In Turkey, the attacker’s manifesto and the livestream video he shot was used by Erdogan as props in his election rallies. He repeatedly referred to the attack in confrontational terms, as if somehow Turkey itself had been targeted, and repeatedly referenced the attacker’s desire to reclaim Istanbul and Turkish territory west of the Bosphorus for Europe.

“You won’t be able to make Istanbul Constantinople,” he fulminated at a rally in Cannakale, where he was commemorating the Ottoman Empire’s historic victory over Australian and New Zealand forces in World War I. “Your forefathers had come and seen that we had been here. And then some of them had gone back on their feet and some others in coffins. If you are to come with the same intention, then we are waiting for you. Have no doubt that we will see you off, too, the way we did your forefathers!”

For most people around the world, the manifesto was a joke, little more than the mad ramblings of an unhinged mind. But here was Erdogan, the leader of the most powerful Muslim-majority country in the world, a member of NATO with aspirations of joining the European Union, treating it as if it was a serious threat, deserving of a response.

Since the attack, Erdogan has repeatedly played partially-blurred footage at his rallies, drawing the ire of the New Zealand government. His audience, however, is very much local. At a time when Turkey’s economy is faltering and support for Erdogan’s AK Party dangerously close to collapsing, he is trying to rile up his religiously conservative base.

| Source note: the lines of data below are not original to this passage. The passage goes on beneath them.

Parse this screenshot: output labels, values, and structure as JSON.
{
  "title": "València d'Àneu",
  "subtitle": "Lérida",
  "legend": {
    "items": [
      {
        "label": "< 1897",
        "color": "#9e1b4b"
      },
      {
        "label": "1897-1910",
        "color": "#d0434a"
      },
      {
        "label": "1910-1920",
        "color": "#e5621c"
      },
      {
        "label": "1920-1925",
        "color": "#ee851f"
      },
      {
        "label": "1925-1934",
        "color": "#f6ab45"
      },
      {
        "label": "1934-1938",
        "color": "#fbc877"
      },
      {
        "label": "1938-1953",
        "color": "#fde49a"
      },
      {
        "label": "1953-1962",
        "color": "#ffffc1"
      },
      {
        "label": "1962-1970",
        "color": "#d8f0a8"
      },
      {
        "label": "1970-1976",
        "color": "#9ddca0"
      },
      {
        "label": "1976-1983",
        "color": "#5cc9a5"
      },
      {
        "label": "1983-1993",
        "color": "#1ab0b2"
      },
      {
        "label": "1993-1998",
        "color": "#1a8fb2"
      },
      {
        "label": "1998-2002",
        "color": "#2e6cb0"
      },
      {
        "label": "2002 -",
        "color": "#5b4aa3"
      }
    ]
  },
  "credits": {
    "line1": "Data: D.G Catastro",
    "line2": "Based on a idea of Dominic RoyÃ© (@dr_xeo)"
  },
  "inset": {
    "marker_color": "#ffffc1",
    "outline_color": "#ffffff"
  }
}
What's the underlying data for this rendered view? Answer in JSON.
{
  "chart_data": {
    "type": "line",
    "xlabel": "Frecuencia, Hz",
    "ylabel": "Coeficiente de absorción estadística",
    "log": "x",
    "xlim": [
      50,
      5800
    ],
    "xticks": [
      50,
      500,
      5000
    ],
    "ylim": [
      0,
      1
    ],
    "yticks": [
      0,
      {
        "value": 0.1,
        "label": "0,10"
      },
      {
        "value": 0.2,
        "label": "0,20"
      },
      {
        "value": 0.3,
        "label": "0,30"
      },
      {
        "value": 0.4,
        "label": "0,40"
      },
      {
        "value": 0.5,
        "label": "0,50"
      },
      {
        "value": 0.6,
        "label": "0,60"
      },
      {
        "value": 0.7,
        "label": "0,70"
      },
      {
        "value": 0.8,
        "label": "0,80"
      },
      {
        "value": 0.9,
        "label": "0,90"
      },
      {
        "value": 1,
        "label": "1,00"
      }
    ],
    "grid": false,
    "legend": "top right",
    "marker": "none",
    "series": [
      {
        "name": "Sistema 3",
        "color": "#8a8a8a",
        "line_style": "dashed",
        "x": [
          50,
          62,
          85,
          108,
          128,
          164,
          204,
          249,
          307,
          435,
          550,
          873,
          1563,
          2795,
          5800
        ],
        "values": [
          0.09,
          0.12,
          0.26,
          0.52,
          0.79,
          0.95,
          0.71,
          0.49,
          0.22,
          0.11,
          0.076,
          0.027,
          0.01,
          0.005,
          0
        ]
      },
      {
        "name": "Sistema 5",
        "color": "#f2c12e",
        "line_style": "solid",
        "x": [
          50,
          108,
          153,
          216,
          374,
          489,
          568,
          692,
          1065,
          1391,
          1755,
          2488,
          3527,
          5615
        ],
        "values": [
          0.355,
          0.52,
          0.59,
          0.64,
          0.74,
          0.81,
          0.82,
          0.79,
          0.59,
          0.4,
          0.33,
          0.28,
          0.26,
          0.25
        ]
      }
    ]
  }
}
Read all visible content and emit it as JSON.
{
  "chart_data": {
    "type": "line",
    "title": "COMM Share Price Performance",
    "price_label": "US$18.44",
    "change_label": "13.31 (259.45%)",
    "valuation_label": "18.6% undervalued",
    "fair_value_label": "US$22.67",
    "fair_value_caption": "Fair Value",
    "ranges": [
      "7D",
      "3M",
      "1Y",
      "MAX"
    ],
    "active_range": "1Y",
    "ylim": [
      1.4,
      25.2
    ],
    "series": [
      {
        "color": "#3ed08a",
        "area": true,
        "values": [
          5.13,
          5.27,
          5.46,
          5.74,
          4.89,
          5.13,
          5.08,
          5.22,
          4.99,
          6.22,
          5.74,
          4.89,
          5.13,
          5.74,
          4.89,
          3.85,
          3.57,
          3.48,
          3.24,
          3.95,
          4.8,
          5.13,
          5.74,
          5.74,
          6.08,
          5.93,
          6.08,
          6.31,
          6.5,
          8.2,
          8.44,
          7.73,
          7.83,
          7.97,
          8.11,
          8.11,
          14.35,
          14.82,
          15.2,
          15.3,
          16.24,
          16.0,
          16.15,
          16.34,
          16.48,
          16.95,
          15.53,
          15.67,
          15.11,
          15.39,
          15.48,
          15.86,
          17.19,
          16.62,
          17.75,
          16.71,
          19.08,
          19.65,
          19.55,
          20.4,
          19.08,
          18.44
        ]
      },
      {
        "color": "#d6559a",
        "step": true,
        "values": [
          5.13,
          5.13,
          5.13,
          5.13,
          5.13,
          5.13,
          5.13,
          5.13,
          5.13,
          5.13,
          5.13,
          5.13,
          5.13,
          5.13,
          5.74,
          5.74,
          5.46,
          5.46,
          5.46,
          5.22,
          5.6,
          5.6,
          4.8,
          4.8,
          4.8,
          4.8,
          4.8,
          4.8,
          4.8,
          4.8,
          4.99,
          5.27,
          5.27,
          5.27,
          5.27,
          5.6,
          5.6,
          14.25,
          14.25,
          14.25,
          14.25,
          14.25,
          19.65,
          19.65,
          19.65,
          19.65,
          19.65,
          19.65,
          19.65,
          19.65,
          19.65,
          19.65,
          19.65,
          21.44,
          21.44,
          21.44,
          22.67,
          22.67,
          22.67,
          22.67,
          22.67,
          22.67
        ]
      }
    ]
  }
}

This is what populists do. When Erdogan refers to “Crusaders” threatening Turkey, as he does regularly, he deploys the same kind of rhetorical sophistry Trump uses at his rallies. Making Turkey Great Again, Erdogan seems to suggest, means creating enemies, and those enemies are all Islamophobes. Like Trump, Erdogan offers his conservative base, people who feel marginalized and powerless, a taste of power, and the promise of more.

But at the same time, he feeds into and reinforces the environment of confrontation white supremacists and jihadists—or any radical extremists, for that matter—need for their survival. In fact, his political success, just like the success of people like Trump and Baudet, is intimately tied to the success of radicalism. Every attack on Muslims by white supremacists is a political win for Erdogan, just as every attack on Western targets by jihadists is a gift to his populist counterparts in the West.

They all live in a mutually-reinforcing continuum.

Baudet used the Utrecht attack to help his party surge onto the Dutch national stage. Erdogan has co-opted the Christchurch attack for his own political advantage. But the consequences for their own societies, and the people around the world they claim to represent, could be deadly.